PUBLIC services in Harrow are going to suffer an extra £4 million worth of cuts, with the adults and housing department bearing the brunt.

These cuts come on top of more than £7million worth of savings already absorbed by town hall finances for 2010/11, when council tax was frozen by the outgoing Conservative administration.

The belt-tightening measures at Harrow Civic Centre have been prompted by a reduction of £3.95m in the amount of money the authority will receive from central government as part of the national austerity measures.

Leader of the council, Councillor Bill Stephenson (Labour) condemned the decrease, saying it 'threatens vital services', while the deputy leader of the Conservative opposition, Councillor Barry Macleod-Cullinane, said the Tory-Lib Dem coalition was being 'decisive' and 'tough'.
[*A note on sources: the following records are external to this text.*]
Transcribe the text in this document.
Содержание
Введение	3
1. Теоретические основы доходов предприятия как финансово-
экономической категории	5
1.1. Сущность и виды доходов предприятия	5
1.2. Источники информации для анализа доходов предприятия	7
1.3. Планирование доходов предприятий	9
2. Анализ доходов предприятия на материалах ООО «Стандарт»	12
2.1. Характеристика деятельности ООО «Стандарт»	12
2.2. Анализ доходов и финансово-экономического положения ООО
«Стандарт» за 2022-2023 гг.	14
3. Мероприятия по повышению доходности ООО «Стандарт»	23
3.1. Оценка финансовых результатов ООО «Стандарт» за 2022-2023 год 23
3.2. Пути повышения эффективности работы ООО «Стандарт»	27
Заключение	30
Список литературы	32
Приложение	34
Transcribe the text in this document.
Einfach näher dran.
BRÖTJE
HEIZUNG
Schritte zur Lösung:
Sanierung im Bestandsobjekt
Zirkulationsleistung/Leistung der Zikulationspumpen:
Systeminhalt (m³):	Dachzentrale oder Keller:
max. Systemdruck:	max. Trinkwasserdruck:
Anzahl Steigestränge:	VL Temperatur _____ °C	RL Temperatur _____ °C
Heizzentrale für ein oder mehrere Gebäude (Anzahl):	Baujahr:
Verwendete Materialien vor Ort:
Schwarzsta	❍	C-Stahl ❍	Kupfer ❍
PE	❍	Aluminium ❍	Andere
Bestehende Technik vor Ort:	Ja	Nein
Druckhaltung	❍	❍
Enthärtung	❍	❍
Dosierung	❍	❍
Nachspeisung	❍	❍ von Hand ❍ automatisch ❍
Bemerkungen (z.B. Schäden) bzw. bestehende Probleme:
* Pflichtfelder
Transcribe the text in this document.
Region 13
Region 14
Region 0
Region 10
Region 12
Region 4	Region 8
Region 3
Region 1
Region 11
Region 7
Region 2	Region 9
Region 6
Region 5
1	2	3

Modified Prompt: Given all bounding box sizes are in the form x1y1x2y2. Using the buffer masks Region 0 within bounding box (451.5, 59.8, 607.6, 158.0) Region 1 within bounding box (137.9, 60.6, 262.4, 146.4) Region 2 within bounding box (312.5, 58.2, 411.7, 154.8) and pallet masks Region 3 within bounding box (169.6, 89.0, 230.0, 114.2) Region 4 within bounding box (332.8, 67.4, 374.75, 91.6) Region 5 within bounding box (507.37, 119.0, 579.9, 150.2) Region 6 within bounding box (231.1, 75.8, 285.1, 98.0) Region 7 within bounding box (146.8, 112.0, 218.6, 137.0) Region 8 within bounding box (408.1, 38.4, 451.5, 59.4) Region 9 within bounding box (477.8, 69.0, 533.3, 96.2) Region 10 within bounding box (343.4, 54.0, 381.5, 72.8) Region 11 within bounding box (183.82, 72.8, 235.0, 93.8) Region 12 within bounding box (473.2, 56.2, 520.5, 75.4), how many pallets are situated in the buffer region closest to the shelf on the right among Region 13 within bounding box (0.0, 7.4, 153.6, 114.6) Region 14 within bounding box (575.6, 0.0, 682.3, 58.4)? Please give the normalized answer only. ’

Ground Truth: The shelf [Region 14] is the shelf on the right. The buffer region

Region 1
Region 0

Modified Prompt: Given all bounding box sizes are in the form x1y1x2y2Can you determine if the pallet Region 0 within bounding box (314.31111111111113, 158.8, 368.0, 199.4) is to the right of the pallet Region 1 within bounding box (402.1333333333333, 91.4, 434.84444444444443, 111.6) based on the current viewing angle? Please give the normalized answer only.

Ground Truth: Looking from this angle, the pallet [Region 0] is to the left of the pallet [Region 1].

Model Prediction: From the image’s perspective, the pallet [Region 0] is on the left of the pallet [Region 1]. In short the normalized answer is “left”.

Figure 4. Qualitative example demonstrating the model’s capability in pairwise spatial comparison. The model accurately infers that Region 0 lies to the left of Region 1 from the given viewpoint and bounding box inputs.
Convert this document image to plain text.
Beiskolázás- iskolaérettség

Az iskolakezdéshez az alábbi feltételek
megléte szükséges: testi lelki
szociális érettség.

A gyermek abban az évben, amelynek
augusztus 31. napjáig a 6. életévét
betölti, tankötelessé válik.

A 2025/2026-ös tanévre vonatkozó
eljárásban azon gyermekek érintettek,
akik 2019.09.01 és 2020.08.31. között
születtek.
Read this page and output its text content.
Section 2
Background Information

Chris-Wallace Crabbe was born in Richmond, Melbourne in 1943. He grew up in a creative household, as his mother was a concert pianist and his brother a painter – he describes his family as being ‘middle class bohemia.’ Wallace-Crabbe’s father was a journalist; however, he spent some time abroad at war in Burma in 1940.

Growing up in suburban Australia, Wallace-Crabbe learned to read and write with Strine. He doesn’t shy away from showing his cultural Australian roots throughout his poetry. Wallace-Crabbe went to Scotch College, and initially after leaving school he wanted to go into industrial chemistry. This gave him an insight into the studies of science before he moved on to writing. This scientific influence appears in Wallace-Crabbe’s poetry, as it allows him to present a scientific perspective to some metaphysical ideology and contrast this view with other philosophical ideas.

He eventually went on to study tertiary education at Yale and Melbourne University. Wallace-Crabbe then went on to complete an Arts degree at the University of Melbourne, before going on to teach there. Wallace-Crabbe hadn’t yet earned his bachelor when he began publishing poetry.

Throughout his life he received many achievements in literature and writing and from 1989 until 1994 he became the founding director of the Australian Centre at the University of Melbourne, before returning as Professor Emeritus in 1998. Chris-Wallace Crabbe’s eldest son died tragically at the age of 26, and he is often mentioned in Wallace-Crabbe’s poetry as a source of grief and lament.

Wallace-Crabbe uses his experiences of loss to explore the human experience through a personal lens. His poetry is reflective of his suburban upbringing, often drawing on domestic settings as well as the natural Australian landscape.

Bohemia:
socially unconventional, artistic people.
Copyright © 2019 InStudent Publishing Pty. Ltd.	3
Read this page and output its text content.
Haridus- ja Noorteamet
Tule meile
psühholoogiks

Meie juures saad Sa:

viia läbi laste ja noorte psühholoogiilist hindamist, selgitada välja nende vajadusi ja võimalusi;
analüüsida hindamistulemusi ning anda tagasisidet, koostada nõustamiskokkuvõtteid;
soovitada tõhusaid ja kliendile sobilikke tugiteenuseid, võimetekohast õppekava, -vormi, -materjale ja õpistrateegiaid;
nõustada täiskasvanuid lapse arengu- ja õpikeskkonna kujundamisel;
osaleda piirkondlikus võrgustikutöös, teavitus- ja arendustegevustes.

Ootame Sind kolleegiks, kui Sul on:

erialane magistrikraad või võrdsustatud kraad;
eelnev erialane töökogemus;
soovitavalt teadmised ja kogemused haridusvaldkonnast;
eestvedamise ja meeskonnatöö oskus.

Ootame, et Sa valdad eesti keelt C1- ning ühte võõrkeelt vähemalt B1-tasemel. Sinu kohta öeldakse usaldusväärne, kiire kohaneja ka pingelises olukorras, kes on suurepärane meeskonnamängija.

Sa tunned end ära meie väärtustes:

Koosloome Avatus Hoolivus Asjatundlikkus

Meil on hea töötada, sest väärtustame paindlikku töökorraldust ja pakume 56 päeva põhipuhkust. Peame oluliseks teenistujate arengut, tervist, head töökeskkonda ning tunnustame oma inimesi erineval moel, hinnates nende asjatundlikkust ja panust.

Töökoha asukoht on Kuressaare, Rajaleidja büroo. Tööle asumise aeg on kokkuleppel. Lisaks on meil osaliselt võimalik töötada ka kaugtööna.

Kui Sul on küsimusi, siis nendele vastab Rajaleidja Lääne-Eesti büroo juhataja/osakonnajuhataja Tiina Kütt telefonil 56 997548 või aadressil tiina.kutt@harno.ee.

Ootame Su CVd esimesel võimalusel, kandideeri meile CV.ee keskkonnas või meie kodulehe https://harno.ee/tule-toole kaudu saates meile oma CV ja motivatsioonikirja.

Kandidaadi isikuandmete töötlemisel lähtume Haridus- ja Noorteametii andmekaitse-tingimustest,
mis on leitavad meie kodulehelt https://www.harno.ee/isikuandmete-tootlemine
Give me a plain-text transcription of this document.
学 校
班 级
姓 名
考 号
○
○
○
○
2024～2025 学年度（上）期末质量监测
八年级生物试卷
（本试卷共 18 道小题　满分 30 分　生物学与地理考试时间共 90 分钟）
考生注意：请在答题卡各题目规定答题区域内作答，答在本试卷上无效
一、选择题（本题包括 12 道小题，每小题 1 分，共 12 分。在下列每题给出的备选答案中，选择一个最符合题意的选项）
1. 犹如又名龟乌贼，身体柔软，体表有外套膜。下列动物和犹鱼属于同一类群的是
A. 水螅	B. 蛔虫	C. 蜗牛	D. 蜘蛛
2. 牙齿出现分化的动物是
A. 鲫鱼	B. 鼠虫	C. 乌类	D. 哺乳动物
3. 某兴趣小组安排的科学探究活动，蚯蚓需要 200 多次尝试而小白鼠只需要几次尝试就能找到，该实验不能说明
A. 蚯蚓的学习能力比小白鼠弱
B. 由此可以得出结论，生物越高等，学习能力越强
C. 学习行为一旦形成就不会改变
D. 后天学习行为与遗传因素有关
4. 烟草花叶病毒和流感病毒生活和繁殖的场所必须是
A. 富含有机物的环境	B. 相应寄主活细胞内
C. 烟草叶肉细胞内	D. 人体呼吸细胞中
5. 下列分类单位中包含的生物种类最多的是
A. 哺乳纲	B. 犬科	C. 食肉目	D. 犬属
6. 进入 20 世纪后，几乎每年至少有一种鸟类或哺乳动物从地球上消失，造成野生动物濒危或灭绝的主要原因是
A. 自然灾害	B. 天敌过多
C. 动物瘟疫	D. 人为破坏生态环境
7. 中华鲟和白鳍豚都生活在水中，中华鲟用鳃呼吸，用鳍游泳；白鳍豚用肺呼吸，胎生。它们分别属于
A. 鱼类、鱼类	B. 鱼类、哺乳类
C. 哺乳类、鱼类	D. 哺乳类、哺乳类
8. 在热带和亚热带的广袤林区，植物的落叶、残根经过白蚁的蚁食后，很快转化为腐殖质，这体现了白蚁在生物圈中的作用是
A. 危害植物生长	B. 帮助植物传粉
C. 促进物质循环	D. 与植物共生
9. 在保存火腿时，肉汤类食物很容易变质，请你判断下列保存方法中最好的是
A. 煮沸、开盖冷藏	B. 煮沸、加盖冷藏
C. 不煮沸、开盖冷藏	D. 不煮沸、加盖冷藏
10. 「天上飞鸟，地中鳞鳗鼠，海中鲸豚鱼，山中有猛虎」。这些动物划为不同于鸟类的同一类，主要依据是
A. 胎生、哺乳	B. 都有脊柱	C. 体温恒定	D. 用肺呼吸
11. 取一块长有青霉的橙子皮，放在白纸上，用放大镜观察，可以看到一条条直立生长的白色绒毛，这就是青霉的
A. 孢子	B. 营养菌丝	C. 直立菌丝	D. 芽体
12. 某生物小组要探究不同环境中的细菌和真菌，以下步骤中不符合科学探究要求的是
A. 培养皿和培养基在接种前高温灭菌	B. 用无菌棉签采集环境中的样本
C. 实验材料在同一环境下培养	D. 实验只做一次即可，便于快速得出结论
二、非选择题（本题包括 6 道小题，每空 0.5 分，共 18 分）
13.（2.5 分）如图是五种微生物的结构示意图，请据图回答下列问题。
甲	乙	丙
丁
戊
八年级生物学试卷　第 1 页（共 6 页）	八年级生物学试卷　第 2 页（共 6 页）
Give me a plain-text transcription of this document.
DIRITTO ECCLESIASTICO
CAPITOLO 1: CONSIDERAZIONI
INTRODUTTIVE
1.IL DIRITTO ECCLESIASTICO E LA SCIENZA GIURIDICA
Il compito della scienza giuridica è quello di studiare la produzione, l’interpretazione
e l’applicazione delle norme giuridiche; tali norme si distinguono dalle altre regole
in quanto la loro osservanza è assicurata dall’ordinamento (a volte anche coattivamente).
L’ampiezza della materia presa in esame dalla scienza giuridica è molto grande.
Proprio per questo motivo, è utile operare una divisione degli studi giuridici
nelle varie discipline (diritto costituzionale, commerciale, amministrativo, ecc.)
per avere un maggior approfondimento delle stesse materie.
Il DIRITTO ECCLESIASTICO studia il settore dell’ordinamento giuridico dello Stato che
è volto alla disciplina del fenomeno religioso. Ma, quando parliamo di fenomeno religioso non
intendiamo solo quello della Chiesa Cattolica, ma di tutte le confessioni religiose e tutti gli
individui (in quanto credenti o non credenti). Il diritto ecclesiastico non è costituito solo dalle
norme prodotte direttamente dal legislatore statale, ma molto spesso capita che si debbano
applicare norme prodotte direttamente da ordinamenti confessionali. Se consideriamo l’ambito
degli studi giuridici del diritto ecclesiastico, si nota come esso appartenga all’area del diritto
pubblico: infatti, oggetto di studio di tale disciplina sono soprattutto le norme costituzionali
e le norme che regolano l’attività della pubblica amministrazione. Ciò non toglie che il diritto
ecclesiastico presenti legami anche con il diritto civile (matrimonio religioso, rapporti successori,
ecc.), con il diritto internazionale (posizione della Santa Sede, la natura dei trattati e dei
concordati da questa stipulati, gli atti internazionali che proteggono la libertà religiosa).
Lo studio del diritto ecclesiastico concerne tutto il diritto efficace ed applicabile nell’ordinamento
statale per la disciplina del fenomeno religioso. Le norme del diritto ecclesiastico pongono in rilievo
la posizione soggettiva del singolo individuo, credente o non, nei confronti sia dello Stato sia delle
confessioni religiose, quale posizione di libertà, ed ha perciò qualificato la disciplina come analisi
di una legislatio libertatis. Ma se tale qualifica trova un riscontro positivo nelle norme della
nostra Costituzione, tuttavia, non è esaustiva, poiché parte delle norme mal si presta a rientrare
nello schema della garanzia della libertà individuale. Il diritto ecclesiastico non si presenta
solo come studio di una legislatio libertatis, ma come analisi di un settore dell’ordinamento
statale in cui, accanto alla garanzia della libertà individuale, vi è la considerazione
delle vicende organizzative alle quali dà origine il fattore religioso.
The majority of the £3.95m grant reduction is in the form of the halving of area-based grants, which are set aside for projects, such as St George's Day celebrations and breastfeeding initiatives, which are jointly delivered by two public bodies under the auspices of the Harrow Strategic Partnership.

It will be up to the partnership board to decide at a meeting on July 22 where the axe should fall in order to save the necessary £2.3m.

Meanwhile, Harrow's Labour administration has control over how to rein in spending to meet the £1.3m of the remainder, with the final £350,000 being lost in a severed business-specific grant.

Mr Stephenson has ruled out dipping into the council's reserves, giving the following indications of the pro-rata size of cuts each department will be asked to make: Adults and housing £455,000; children's services £220,000; community and environment £300,000; place shaping £40,000; chief executive's £100,000; legal and governance £40,000; and finance £145,000.

The council's cabinet committee will debate the proposed £1.3m savings at its meeting on Thursday and while Mr Stephenson would not be drawn on any of the detail, he said: "We're looking at a series of options and working through them, and we're trying genuinely to make savings that are not cuts.

"We're changing the way we're delivering services to save money and, in some cases, actually improve the service. We don't dispute the fact that our national deficit needs to be tackled but cutting budgets three months into the financial year is not the way to go and simply threatens vital services that have a huge impact on the lives of our residents."

Mr Barry Macleod-Cullinane said: "We're now paying the price for Labour's 13 years of waste and incompetence. The Conservative-led coalition is being decisive and is making the tough but necessary choices to sort the mess that Gordon Brown left the nation's finances in. That decisiveness of action seems to be something Councillor Stephenson is utterly lacking."